Transfer the dough to a lightly floured surface and using your hands, roll it into a ball. Place it in a clean, large bowl, lightly greased with some olive oil. Cover the bowl with clingfilm or reusable kitchen wrap (clean shower cup works great here!) and leave somewhere warm for an hour or until it doubled in size (depending on the temperature in your kitchen, this may take more, or less than 1 hour).
In a meantime, prepare the filling. Place softened butter and brown sugar in a bowl of a freestanding mixer and beat together on medium speed until pale, fluffy and well combined. Reduce speed to low and add ground cinnamon. Mix until combined and set aside.
Remove the dough from the bowl into a lightly floured surface. Gently knock out the air from it, then stretch it into rough rectangle shape. Using a rolling pin, roll the dough into larger rectangle, roughly about 40 x 50 cm, with the longer edge facing you.
Spread the filling over ⅔ of the top of the dough, leaving ⅓ of the dough clean. Fold the clean part of the rectangle towards the middle, then fold the other end of the dough on top of that (watch the video to see how easy it is!). Use a rolling pin, roll it over the rectangle to flatten it out and stretch a bit.
Using a sharp knife or a pizza cutter, trim off the edges of the rectangle. Divide the rectangle into 12 equal pieces, widthways, each strip roughly about 4 cm across. Next, use a knife or pizza cutter to cut twice down the length of each strip to make three strands. Plait the three strands together, then roll it up along its length to create a knot. Repeat with remaining strips.
Lightly grease 12-hole muffin tin, then transfer the knots into it. Cover and allow to prove for 45 minutes to 1 hour, or until they have doubled in size.
Preheat the oven to 170 C. Brush the knots with eggwash and bake in the middle shelf of the oven for 15- 18 minutes or until golden brown. Don't worry if some of the filling has leaked. Remove from the oven and allow them to cool only for a minute or so, then transfer the buns onto a cooling rack. Do not leave them to cool in the tin, as it will be hard to remove them later. Dust with some icing sugar (optional) and enjoy them while still a bit warm!

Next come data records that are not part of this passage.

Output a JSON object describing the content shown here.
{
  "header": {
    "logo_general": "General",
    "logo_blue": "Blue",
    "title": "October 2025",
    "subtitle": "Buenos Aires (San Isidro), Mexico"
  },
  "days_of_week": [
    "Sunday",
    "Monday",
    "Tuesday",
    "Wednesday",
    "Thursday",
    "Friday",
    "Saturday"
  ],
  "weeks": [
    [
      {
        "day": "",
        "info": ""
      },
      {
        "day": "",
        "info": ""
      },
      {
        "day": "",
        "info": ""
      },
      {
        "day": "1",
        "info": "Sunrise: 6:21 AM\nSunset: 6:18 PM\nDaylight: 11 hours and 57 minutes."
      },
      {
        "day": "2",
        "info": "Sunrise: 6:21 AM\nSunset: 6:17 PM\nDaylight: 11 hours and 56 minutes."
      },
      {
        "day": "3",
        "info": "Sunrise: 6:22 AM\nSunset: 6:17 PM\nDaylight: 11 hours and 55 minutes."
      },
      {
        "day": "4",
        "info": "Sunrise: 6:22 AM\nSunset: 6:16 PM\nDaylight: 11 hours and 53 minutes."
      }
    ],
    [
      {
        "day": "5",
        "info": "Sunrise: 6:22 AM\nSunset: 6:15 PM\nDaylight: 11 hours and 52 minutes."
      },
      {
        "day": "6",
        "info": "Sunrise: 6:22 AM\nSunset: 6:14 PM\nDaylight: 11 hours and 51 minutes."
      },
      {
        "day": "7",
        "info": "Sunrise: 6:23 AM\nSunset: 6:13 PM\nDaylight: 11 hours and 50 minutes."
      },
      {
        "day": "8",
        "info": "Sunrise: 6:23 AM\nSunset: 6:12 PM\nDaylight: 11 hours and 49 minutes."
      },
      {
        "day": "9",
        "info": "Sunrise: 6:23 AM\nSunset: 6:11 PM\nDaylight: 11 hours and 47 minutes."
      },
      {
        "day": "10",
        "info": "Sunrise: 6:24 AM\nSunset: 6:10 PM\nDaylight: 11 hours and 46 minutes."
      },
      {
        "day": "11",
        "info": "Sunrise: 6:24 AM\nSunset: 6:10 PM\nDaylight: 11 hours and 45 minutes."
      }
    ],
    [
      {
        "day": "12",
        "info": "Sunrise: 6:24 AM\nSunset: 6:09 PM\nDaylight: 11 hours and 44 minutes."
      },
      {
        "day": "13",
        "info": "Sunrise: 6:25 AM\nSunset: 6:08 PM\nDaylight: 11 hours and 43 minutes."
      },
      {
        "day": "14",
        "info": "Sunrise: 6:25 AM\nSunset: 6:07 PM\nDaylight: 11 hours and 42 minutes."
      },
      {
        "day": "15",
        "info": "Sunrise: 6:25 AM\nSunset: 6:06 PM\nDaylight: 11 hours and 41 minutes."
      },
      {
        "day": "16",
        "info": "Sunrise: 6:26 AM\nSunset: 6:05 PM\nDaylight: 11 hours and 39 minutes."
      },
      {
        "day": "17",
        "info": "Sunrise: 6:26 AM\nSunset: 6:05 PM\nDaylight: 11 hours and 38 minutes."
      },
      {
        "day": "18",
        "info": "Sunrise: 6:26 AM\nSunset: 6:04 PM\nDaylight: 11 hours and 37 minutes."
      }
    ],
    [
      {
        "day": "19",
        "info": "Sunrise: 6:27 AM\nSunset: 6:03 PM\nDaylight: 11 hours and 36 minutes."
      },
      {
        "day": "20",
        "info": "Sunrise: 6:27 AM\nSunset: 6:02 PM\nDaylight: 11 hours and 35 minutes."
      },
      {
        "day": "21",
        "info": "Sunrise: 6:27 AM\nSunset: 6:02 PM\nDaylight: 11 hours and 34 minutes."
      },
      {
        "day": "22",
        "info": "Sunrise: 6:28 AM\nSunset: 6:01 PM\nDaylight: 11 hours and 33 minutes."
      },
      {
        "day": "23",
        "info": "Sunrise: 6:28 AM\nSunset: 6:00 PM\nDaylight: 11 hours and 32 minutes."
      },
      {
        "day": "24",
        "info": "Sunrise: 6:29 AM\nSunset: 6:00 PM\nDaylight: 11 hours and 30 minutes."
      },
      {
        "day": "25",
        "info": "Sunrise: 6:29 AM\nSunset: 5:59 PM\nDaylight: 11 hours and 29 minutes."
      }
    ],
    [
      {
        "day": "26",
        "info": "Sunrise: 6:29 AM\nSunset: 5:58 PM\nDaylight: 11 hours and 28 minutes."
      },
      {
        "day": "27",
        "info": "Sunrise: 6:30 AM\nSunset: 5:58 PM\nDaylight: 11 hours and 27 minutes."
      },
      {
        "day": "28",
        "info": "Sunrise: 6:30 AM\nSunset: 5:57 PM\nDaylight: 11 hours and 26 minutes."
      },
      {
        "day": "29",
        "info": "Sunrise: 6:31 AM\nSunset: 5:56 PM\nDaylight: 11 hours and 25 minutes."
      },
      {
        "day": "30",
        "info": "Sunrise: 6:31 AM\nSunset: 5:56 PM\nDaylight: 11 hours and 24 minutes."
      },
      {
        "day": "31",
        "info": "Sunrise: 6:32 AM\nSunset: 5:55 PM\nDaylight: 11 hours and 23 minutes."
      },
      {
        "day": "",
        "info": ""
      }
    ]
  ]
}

Do not go overboard with the filling! Thin, but even layer is what you are aiming for.
Don't worry if some of the filling comes out and spill from the sides while the buns bake. This is normal.

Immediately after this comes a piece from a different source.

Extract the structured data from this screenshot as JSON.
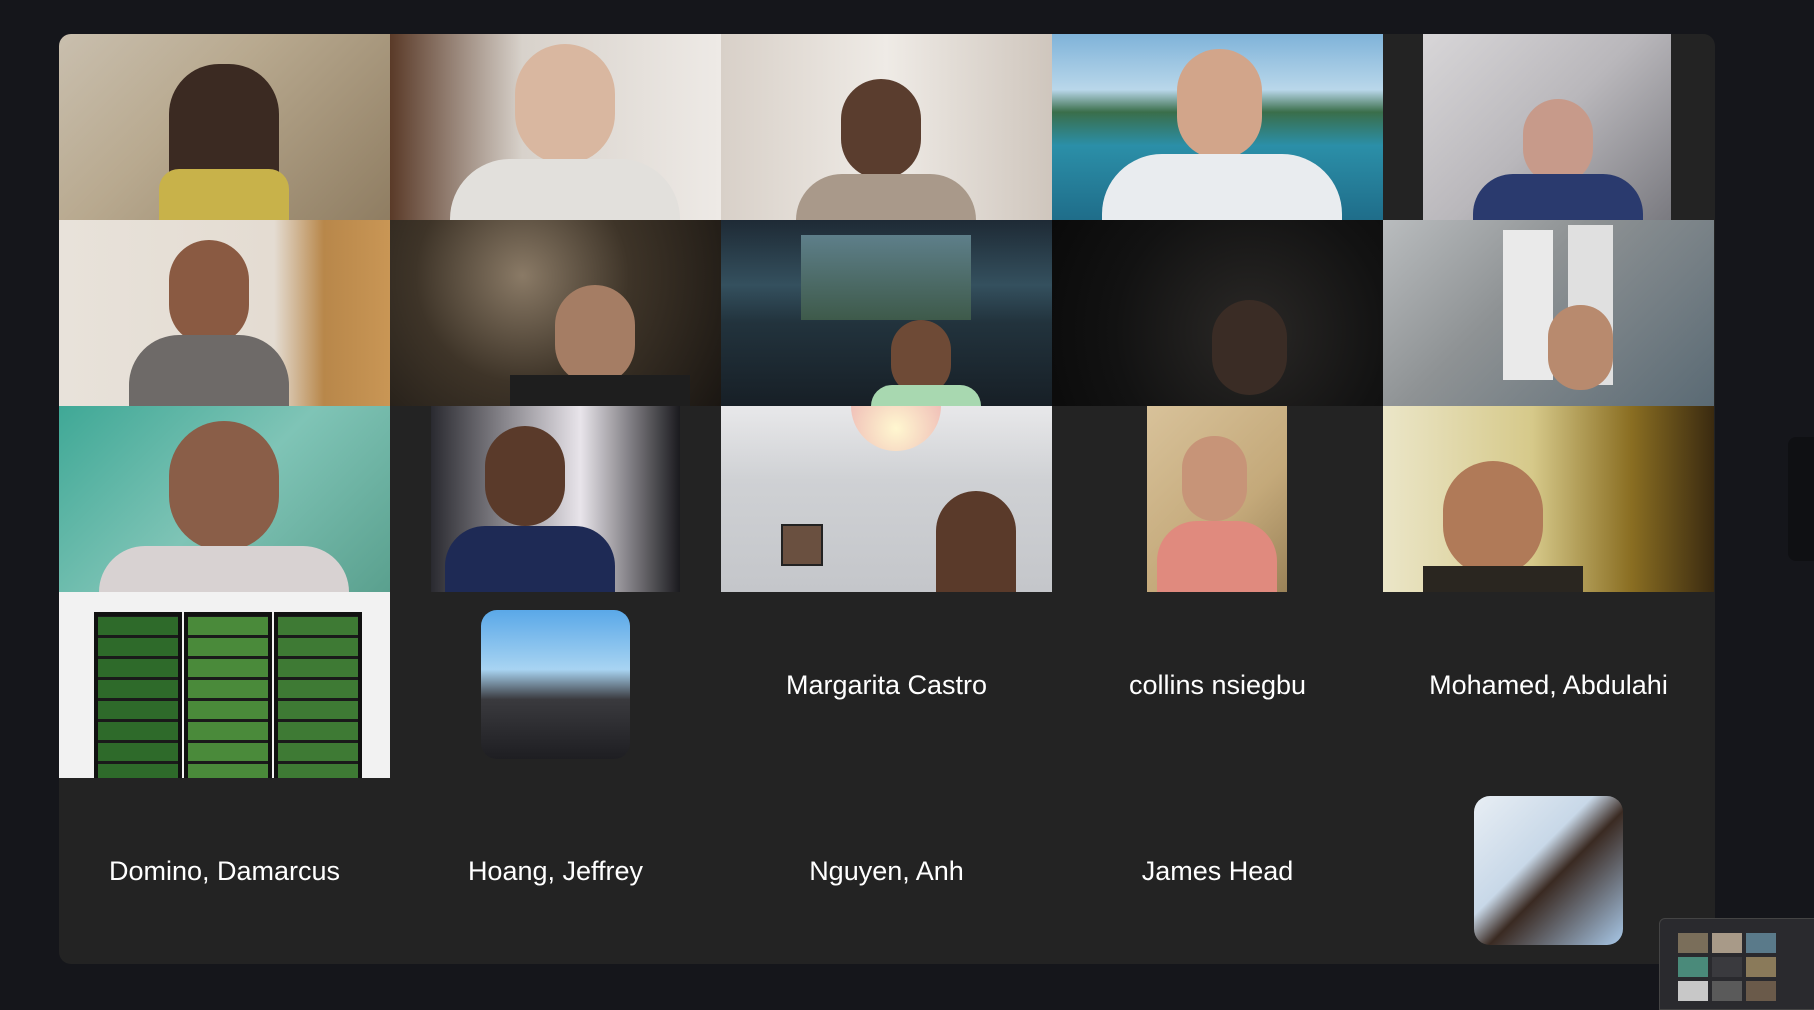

Once baked, allow the buns to cool in the tin for only a minute or so. Transfer them to cooling rack while they are still hot, before the leaked sugar and butter sets and becomes hard.
Make ahead instructions: Prepare the dough all the way up until step 5. Transfer to the fridge overnight. Next day, remove the dough from the fridge, let it sit at room temperature for 1-2 hours and proceed to step 5 in the recipe card. You can also place shaped buns in the fridge overnight. Cover the buns with plastic wrap or clean tea towel and place in the fridge. Next day, remove the buns from the fridge and allow them to sit at room temperature for at least an hour, then bake as per the instructions in the recipe card.